Cardiovascular disease is the leading cause of death in this country, accounting for four out of every ten deaths. The new ACSH report, Chemoprevention of Coronary Heart Disease
, suggests that one of the most promising approaches to reducing that toll is chemoprevention decreasing heart attack risk through the use of drugs that lower LDL ("bad") cholesterol. The report is based on an academic review prepared for ACSH by John C. LaRosa, M.D., of the State University of New York Health Science Center at Brooklyn. It is the second in a series of ACSH reports on the emerging topic of chemoprevention (the first was published in 2000: Chemoprevention of Breast Cancer). Chemoprevention of Breast Cancer

Atherosclerosis, the accumulation of fatty arterial deposits that are the precursor to coronary heart disease (CHD), is a generalized disease that affects all of the arteries, so cholesterol-lowering drug therapy may be more beneficial than localized methods of treating CHD, such as angioplasty or surgery. The benefits of cholesterol reduction have been demonstrated in both men and women, in people with a history of coronary disease and in those with no such history, in people over the age of 65 as well as in younger people. For best results, cholesterol-lowering drugs should be used in combination with lifestyle changes, including avoidance of smoking, treatment of high blood pressure, and attaining appropriate weight and exercise levels.

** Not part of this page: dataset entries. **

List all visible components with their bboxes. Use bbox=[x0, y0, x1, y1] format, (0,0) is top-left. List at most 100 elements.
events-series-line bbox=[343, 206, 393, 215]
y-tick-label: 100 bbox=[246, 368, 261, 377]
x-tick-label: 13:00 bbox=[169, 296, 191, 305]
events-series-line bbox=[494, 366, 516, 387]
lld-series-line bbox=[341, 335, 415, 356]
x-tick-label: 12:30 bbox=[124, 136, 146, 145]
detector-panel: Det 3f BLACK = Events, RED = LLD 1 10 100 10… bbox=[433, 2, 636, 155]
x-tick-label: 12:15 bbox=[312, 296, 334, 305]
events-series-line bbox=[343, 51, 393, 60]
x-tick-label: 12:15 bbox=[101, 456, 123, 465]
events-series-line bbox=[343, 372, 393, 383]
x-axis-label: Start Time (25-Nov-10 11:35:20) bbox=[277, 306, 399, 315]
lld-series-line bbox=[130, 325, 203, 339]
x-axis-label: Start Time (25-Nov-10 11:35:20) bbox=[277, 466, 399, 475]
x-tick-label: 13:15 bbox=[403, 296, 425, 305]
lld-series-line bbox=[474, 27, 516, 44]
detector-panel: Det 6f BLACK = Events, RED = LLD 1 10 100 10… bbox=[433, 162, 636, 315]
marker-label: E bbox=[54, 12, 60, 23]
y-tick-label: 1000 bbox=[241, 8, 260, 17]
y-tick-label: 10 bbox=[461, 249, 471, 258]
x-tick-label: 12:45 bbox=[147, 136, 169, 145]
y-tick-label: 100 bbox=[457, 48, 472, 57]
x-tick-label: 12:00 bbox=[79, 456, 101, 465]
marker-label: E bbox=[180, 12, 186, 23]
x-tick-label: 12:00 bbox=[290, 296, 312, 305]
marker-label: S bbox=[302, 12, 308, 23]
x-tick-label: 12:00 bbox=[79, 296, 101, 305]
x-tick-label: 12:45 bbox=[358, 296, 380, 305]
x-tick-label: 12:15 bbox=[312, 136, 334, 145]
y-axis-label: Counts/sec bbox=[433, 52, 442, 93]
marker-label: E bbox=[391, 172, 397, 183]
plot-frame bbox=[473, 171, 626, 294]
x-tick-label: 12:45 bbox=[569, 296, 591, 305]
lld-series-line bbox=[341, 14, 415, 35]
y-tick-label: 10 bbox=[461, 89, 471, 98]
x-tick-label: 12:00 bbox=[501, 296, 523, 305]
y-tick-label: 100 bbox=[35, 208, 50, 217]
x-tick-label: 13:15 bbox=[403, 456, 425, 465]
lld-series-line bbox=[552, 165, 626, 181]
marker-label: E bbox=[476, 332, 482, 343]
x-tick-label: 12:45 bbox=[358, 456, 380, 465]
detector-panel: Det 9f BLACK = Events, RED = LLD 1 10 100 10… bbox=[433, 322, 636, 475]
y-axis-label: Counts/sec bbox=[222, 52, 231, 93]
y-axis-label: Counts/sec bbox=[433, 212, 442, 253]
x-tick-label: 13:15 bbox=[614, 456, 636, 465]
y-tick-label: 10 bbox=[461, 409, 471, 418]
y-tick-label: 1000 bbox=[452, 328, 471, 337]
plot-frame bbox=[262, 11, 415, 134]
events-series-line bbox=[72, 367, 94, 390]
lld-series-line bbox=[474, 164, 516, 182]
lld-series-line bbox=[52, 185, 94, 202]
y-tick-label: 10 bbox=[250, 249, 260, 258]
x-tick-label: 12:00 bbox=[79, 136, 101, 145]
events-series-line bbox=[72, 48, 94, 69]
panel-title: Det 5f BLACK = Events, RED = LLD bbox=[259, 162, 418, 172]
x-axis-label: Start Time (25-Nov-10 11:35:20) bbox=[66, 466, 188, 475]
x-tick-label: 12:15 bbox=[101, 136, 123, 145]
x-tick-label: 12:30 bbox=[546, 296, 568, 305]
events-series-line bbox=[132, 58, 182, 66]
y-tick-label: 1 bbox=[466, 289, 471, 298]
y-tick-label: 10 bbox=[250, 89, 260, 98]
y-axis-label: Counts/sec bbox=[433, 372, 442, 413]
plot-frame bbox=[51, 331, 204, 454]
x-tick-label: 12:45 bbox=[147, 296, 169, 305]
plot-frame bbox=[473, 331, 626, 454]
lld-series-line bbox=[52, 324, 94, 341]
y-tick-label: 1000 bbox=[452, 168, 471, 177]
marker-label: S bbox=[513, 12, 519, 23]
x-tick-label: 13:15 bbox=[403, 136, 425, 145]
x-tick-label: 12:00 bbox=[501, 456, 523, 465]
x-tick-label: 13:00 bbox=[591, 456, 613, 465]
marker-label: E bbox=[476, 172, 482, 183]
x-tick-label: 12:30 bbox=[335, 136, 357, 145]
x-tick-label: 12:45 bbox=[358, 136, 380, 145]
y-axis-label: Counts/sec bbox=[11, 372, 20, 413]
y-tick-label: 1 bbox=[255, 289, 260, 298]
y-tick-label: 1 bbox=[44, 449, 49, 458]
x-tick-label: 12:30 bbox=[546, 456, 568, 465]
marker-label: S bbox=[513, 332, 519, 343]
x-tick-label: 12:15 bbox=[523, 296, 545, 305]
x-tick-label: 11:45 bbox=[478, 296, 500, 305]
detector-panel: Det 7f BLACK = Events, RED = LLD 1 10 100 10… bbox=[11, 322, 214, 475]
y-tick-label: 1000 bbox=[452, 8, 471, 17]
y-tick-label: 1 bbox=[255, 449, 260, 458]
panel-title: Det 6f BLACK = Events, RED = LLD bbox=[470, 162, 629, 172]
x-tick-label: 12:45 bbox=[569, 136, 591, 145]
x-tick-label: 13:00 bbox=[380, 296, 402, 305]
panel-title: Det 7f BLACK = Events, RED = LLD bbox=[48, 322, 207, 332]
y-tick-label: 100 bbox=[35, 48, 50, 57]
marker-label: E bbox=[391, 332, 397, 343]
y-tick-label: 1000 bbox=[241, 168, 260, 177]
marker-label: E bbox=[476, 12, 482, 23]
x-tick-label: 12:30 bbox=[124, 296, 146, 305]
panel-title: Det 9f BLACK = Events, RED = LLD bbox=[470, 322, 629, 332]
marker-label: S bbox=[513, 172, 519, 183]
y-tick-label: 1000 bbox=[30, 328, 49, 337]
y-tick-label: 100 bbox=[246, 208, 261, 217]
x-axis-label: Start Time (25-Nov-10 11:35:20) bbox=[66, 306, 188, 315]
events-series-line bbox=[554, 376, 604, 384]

Atherosclerosis is now considered a preventable disease, and recent changes in the official U.S. guidelines for the assessment and treatment of elevated cholesterol levels have more than doubled the number of people eligible for cholesterol-lowering drug therapy. According to ACSH's medical director, Gilbert Ross, M.D., "Appreciation among the public that elevated, and even borderline, cholesterol levels represent a danger of future heart-related events is increasing. However, there are still many millions of Americans who should be on cholesterol-lowering medication and are not."

All adults should check with their physicians to learn their overall risk for a heart attack. Those who are eligible for cholesterol-lowering drug therapy should consider this proven form of chemoprevention.